We use the experimental setting introduced in Section “Experimental results”. As before, we report error rates and either CPU or QPU times (in particular, the qpu-access-time for the QA backend solving the QUBO sub-problems, and the cpu-process time for the classical solvers) depending on whether we look at a quantum or classical implementation. We copy the setting of Section “Size in each dimension”, though we only consider the largest tensor dimension size 12 therein and keep the order 4 and the rank 3 fixed. As an additional comparison, we run the two classical methods using sequential QUBO solving (this means solving each of the small QUBO’s one at a time) as well as the parallel method we use in the quantum annealing implementation (where many disjoint QUBO’s are combined into a larger QUBO which is then solved as a single QUBO). We add this sequential and parallel difference to the classical methods because we expect the sequential method to be faster for classical methods; but we also expect the parallel method to be faster for quantum annealing. Therefore such a comparison is warranted.

Figure 9 (left) shows that quantum annealing results in lower error rates than greedy steepest descent. Moreover, we observe that the recursive versions of the Tensor Train and Tucker algorithms result in lower error rates than their iterative counterparts.

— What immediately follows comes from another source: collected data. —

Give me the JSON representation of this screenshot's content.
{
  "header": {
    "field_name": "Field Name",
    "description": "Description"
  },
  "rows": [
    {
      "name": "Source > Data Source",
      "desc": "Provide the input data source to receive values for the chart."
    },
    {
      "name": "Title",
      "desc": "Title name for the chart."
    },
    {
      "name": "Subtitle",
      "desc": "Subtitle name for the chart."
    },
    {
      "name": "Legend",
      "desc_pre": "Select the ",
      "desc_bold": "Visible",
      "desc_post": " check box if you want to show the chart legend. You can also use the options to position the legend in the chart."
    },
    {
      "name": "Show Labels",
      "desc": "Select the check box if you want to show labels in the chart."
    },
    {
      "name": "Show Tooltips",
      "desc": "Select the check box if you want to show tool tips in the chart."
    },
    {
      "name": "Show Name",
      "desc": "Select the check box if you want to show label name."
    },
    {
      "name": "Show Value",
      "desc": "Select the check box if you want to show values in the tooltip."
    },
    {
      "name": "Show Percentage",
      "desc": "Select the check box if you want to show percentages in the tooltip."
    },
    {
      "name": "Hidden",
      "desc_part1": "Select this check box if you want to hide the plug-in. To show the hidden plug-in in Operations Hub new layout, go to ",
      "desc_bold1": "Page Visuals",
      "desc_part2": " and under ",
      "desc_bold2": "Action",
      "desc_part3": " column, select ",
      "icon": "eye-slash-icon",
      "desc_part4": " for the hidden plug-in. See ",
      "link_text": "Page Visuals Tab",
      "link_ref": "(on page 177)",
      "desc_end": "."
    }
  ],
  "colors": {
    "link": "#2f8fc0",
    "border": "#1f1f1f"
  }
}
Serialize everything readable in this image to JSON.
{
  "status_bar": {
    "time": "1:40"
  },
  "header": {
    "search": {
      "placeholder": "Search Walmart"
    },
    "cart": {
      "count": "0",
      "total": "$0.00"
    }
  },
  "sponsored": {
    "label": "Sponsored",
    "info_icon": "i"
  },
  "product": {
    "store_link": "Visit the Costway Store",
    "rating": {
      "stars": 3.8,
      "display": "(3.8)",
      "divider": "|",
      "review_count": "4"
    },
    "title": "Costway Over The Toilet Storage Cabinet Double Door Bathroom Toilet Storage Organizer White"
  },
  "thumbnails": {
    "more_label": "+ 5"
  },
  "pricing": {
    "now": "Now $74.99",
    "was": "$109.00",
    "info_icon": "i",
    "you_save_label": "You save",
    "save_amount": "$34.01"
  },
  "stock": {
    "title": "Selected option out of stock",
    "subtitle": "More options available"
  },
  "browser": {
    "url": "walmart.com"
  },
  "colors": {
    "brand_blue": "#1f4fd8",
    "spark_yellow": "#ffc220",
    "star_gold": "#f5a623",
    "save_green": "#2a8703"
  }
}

We observe that simulated annealing (with default settings) takes significantly more computation time across all tensor algorithms than greedy steepest descent or quantum annealing (Fig. 9, right). Interestingly, quantum annealing and greedy steepest descent are comparable in terms of computation time.

Conclusion

This article considers Boolean tensor networks, or the factorization of a Boolean tensor into lower dimensional tensors. At the lowest level, this task reduces to performing a large number of Boolean matrix factorizations. Boolean matrix factorization is a hard optimization problem that we solve on the D-Wave 2000Q quantum annealer, after reformulating it as quadratic unconstrained binary optimization.

We show that Boolean input tensors can be efficiently decomposed into Boolean tensor networks of a certain shape using a set of basic operations—unfolding, reshaping, and Boolean matrix factorization. The latter is solved with the help of quantum annealing. We implement those operations in three methods, called Tensor Train, Tucker, and Hierarchical Tucker algorithms, of which the recursive versions are a novel contribution of this work. We show that at the lowest level of the recursion, several of the created QUBO problems can be solved on the D-Wave 2000Q quantum annealer with the help of parallel quantum annealing in the same backend call.

We experimentally demonstrate the viability of all three algorithms in an experimental study. On synthetically generated Boolean input tensors of varying ranks, sizes, and orders, we show that our algorithms in connection with quantum annealing allow one to accurately factor input tensors containing up to a million elements. We see that the recursive versions of the Tucker and Tensor Train algorithms consistently result in lower error rates than the iterative versions. A comparison to classical solvers, obtained by replacing the solving step of the quadratic unconstrained binary optimization via D-Wave with simulated annealing, shows that the approach involving the D-Wave 2000Q uses considerably less computation time in comparison to the classical simulated annealing while returning comparable error rates. All of the algorithms presented in this paper are available online33.